RSS co-creator launches new protocol for AI data licensing

Following Anthropic’s recent $1.5 billion copyright settlement, the AI industry is confronting a significant challenge with its training data. There are as many as forty other pending cases seeking damages for the use of unlicensed data. One notable lawsuit involves Midjourney for generating images of Superman. Without a functional licensing framework, AI companies could face an avalanche of copyright lawsuits that some analysts fear might set the entire industry back permanently.

In response, a coalition of technologists and web publishers has launched a new system designed to enable data licensing on a massive scale. This initiative, called Real Simple Licensing (RSL), is already supported by major publishers including Reddit, Quora, and Yahoo. The critical question is whether this momentum will be sufficient to bring major AI labs to the bargaining table.

According to RSL co-founder Eckart Walther, who also co-created the RSS standard, the objective was to build a scalable training-data licensing system for the entire internet. He stated that the internet requires machine-readable licensing agreements, which is the core problem RSL aims to solve.

For years, industry groups have advocated for clearer data collection practices, but RSL represents the first comprehensive attempt to create both the technical and legal infrastructure to make it work. Technically, the RSL Protocol specifies the licensing terms a publisher can set for their content. These terms are included in a website’s “robots.txt” file in a predefined format, making it simple to identify the licensing status of any data.

On the legal front, the team has established a collective licensing organization named the RSL Collective. This entity will negotiate terms and collect royalties, functioning similarly to ASCAP for musicians or the MPLC for films. The goal is to provide licensors with a single point of contact for royalty payments and to offer rightsholders a way to set terms with numerous potential licensors simultaneously.

A host of prominent web publishers have already joined the collective, such as Yahoo, Reddit, Medium, O’Reilly Media, Ziff Davis, Internet Brands, People Inc., and The Daily Beast. Other companies, including Fastly, Quora, and Adweek, are supporting the standard without formally joining the collective.
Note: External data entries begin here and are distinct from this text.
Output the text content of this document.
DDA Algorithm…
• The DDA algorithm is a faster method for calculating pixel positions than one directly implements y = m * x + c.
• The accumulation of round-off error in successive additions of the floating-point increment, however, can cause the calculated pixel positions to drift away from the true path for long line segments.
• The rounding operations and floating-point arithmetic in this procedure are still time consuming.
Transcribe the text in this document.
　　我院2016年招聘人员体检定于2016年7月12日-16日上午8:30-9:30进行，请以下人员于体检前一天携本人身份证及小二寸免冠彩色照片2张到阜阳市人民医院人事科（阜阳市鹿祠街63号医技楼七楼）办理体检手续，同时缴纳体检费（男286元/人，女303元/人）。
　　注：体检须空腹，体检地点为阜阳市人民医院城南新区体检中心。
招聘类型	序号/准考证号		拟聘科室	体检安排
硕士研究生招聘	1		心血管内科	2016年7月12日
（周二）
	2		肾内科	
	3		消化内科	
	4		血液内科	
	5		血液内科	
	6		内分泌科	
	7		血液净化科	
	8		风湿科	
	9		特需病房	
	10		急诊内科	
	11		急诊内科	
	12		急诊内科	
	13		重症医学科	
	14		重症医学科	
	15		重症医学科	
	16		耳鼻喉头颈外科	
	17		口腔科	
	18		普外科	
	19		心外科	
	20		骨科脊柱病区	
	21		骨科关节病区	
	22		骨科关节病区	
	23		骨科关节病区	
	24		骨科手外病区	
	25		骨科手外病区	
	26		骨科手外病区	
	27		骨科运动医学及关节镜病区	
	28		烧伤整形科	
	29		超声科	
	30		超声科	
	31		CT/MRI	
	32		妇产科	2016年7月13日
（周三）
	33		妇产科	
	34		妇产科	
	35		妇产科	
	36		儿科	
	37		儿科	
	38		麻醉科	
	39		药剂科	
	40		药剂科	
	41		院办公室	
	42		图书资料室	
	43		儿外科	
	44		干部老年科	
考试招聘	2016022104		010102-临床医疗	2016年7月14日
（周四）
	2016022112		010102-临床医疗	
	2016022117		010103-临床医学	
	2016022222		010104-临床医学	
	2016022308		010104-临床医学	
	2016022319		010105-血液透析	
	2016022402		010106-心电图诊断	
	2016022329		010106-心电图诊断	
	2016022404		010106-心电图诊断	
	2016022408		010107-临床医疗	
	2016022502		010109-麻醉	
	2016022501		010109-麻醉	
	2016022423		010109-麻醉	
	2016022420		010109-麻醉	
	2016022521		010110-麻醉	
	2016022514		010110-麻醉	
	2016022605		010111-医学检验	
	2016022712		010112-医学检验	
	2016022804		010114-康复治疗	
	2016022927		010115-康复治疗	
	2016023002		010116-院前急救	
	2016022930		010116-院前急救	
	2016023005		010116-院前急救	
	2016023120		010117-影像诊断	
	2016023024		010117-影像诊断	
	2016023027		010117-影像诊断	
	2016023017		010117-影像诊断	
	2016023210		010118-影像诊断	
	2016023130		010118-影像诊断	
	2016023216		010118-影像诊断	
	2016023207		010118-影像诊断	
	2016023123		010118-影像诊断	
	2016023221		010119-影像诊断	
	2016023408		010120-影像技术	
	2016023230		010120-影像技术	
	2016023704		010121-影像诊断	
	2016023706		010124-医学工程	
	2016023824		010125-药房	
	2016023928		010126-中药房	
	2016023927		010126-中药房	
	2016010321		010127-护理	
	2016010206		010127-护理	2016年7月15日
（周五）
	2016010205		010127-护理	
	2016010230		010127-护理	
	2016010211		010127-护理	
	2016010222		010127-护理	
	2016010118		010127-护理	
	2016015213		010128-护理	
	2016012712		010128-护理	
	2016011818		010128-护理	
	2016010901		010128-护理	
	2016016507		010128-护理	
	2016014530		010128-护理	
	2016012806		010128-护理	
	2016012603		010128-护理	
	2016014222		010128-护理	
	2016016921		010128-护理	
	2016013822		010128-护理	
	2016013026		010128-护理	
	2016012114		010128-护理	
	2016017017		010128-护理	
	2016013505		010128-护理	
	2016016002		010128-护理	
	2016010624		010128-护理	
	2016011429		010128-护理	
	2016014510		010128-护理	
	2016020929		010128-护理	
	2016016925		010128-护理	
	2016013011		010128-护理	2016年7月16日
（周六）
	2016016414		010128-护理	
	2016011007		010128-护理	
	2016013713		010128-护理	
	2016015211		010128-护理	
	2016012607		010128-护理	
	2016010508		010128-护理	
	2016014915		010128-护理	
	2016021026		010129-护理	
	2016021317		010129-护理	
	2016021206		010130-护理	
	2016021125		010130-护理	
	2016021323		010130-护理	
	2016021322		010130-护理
Notably, the RSL Collective includes publishers like Reddit, which already has separate licensing deals, such as an estimated $60 million annual agreement with Google. The system does not prevent companies from negotiating their own individual deals, much like a musician can set special terms while still collecting standard royalties through a performing rights organization. For smaller publishers without the leverage to secure their own agreements, the RSL’s collective terms will likely be the only viable option.

However, implementing royalties for AI training data presents unique challenges. Determining when a specific piece of data was used is far more complex than tracking when a song is played. The issue is most straightforward for products like AI search abstracts that pull data in real time with clear attribution. But if training events are not logged, it becomes nearly impossible to confirm if a specific document was ingested by a large language model. This is especially challenging if publishers request payment per-inference, an option available in one of the standard RSL licenses.

Despite these hurdles, RSL’s creators are confident that AI companies can develop the necessary tracking. They point out that some existing licensing agreements already require such reporting capabilities. A co-founder of RSL stated that the system does not need to be perfect, but merely good enough to ensure people get paid.

The larger uncertainty is whether AI companies will adopt the system. While frontier labs have shown a willingness to pay for high-quality data through vendors, the web has historically been treated as a source of cheap, low-quality data. With free resources like Common Crawl available, convincing labs to pay royalties for something they are accustomed to getting for free may be difficult. Furthermore, recent incidents show it can be challenging to distinguish between web-scraping and legitimate machine-enhanced browsing.

When questioned on this point, RSL leadership pointed to recent public comments from AI leaders calling for a system like RSL. They plan to hold these companies to their public statements, asserting that the industry has outwardly agreed that such a protocol and system is necessary. Now, they may finally have one.